Friday, November 12, 2010

FTC tell Simon to sell outlets and eliminate radius restrictions

The Federal Trade Commission is requiring Simon Property Group Inc. to sell one of its southwest Ohio outlet centers as part of a settlement designed to preserve outlet center competition.

Simon Property Group (NYSE: SPG) will sell either its Cincinnati Premium Outlet center in Monroe or its Prime Outlets-Jeffersonville outlet center as a result of the FTC working to resolve competition concerns raised after Simon purchased Prime Outlets. Cincinnati Premium Outlets, which opened last August, is operated by Premium Outlets, a division of Simon.



Last December, Indianapolis-headquartered Simon Property Group signed an agreement to acquire all of Prime’s 22 outlet centers for approximately $2.3 billion.

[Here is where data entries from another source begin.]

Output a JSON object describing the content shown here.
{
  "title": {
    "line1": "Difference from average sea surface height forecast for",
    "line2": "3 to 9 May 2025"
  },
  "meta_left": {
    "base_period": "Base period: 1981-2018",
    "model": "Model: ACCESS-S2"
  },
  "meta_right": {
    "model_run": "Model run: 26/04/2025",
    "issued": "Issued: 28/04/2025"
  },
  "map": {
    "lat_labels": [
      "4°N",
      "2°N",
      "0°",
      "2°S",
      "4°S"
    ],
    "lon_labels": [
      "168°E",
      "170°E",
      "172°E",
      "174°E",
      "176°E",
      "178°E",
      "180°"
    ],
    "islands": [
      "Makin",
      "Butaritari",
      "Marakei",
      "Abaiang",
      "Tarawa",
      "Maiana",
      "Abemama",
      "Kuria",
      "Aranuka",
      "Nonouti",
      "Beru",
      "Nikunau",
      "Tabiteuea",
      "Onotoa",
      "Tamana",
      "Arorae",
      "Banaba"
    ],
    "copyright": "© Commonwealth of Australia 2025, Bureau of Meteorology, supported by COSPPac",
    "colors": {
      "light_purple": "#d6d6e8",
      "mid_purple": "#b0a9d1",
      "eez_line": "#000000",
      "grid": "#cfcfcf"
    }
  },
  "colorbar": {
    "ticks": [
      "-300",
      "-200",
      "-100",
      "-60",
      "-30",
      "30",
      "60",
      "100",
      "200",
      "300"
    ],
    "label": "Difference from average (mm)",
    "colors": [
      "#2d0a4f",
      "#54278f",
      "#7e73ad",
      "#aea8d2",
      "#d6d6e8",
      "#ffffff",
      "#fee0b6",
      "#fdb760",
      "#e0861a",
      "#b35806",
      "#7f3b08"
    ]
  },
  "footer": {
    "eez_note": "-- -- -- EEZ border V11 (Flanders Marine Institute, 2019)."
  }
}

In addition, Simon has agreed to remove radius restrictions for tenants with stores in its outlet malls serving the Chicago and Orlando markets. This will allow competing centers or outlet mall developers looking to enter those markets to sign leases with tenants that otherwise would be prohibited from doing so because of radius restrictions.

Without the settlement provisions, Simon’s acquisition of Prime would have illegally reduced outlet center competition by eliminating direct competition in southwest Ohio, Chicago and Orlando; giving Simon a monopoly in outlet centers serving the southwest Ohio market; and allowing Simon to prevent or limit new outlet center entry and competition in the Chicago and Orlando markets. 

Les Morris, director of corporate public relations for Simon Property Group, declined to comment.

The commission vote approving the complaint and proposed consent order was 5-0. It will be subject to public comment for 30 days, until Dec. 10. Then, the commission will decide whether to make it final.